Fluid interfaces supported in microgravity by a helical structure are shown to have a more robust stability than more common structures such as liquid bridges. In particular, helical interfaces can take the form of infinite right circular cylinders over a broad range of configurations. In the case of a single fixed contact line support, the infinite cylinder is stable for all cases in which the pitch to diameter ratio is less than π∕3 (more tightly coiled interfaces). When there are two or more equally spaced fixed contact line supports, the infinite cylinder is stable for all configurations. Furthermore, in the two support case (the double helix), stability persists for all volumes from the cylinder to zero volume, when the pitch to diameter ratio is greater than 2.082 (more loosely coiled interfaces).
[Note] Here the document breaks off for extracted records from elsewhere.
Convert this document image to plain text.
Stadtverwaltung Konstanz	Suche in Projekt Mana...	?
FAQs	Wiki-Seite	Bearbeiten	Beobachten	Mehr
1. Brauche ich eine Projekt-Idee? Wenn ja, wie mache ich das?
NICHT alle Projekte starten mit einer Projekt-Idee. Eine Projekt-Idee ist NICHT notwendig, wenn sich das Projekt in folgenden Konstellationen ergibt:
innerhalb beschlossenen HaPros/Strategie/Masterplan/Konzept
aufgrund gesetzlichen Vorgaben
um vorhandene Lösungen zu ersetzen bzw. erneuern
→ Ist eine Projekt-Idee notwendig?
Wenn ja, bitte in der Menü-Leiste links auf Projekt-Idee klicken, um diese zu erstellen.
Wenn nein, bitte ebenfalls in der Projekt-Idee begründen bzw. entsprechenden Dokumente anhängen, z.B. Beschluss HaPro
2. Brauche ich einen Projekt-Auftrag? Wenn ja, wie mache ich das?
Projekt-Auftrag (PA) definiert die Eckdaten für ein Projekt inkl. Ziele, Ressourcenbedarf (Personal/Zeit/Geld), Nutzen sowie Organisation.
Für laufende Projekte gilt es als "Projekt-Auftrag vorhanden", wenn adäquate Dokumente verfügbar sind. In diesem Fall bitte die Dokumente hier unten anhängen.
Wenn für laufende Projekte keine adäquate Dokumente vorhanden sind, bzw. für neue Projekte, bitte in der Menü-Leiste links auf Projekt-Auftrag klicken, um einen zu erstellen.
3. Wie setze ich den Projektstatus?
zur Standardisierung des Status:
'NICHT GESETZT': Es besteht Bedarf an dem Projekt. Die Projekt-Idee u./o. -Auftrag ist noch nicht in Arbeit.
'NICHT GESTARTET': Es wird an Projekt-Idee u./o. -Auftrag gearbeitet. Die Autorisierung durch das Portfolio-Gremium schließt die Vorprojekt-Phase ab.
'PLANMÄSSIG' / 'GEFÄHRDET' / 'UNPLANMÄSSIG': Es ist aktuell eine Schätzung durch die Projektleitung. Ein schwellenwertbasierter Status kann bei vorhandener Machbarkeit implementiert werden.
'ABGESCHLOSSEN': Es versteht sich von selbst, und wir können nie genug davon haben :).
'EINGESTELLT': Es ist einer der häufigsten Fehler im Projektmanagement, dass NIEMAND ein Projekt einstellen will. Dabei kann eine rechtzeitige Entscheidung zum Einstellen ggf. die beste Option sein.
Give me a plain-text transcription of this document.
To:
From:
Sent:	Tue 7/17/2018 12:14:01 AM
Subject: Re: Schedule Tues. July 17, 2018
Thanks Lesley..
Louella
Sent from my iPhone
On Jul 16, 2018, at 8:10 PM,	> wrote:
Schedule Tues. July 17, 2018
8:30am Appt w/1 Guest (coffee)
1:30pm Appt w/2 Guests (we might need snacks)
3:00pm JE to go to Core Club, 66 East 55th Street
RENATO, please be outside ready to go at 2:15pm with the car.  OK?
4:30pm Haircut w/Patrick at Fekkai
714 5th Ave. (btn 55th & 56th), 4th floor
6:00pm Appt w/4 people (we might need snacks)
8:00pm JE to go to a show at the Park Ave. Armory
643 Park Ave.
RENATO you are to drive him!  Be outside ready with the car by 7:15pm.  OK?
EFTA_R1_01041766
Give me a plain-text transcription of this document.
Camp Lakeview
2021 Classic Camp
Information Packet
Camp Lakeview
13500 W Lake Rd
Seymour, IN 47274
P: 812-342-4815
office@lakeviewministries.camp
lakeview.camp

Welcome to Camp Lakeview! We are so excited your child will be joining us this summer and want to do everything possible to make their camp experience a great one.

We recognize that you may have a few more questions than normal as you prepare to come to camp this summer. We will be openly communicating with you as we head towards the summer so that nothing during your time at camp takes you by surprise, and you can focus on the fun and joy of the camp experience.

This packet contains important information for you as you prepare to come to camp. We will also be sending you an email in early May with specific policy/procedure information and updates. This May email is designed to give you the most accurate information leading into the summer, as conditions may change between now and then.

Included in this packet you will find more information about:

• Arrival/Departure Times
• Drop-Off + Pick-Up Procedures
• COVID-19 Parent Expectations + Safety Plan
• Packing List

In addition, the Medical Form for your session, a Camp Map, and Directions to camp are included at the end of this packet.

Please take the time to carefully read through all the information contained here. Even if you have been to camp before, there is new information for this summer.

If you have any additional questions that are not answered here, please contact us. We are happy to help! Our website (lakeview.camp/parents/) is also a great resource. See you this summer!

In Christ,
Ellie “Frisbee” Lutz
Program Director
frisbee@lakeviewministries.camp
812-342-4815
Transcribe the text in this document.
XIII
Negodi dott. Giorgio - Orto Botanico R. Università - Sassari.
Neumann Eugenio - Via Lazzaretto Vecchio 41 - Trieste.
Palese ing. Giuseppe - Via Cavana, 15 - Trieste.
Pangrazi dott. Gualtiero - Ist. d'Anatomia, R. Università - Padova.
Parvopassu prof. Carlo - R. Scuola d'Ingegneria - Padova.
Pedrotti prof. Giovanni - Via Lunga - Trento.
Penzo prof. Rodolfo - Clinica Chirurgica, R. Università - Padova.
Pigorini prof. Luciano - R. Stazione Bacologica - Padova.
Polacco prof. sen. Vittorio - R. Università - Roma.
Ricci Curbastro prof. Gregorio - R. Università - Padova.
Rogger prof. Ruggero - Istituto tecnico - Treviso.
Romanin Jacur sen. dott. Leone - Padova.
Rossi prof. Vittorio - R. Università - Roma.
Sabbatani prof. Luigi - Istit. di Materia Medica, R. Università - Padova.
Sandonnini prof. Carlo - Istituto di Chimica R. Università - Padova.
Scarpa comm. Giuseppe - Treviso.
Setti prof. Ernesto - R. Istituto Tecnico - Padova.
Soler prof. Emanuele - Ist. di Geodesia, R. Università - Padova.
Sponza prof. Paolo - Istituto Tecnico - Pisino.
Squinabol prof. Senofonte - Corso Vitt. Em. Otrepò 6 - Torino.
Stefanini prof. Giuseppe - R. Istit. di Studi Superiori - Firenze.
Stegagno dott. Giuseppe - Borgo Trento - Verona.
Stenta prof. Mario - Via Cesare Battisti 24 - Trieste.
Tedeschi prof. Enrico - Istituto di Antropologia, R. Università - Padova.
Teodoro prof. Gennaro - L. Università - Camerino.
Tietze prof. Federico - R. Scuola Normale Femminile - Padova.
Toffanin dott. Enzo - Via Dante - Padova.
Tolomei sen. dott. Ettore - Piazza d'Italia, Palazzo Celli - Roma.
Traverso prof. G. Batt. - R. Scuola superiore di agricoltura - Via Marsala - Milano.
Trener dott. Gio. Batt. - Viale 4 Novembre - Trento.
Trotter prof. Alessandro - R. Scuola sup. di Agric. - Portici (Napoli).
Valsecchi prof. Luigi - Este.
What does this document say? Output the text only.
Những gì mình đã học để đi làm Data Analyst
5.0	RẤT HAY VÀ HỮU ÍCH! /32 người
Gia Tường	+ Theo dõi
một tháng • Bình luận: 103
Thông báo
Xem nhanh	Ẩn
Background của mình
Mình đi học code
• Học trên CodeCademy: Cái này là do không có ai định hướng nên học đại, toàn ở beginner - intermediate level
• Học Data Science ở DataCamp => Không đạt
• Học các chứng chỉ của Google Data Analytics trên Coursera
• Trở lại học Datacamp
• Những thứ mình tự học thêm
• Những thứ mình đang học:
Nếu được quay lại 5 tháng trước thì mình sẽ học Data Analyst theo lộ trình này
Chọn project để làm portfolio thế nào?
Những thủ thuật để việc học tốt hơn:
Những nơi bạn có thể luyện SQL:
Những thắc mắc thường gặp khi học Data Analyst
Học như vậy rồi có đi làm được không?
The equivalent to the axisymmetric Young-Laplace equation is derived for helical interfaces. Interfacial stability is determined from equilibrium branch structure following the application of Maddocks’ method by Lowry and Steen [Proc. R. Soc. London, Ser. A 449, 411 (1995)]. Perturbations to finite wavelength disturbances are considered for the case of a single helical support. Overall stability envelopes are presented for single and multiple support cases. Limited experimental results verify the infinite length stability limit for the single helical support case.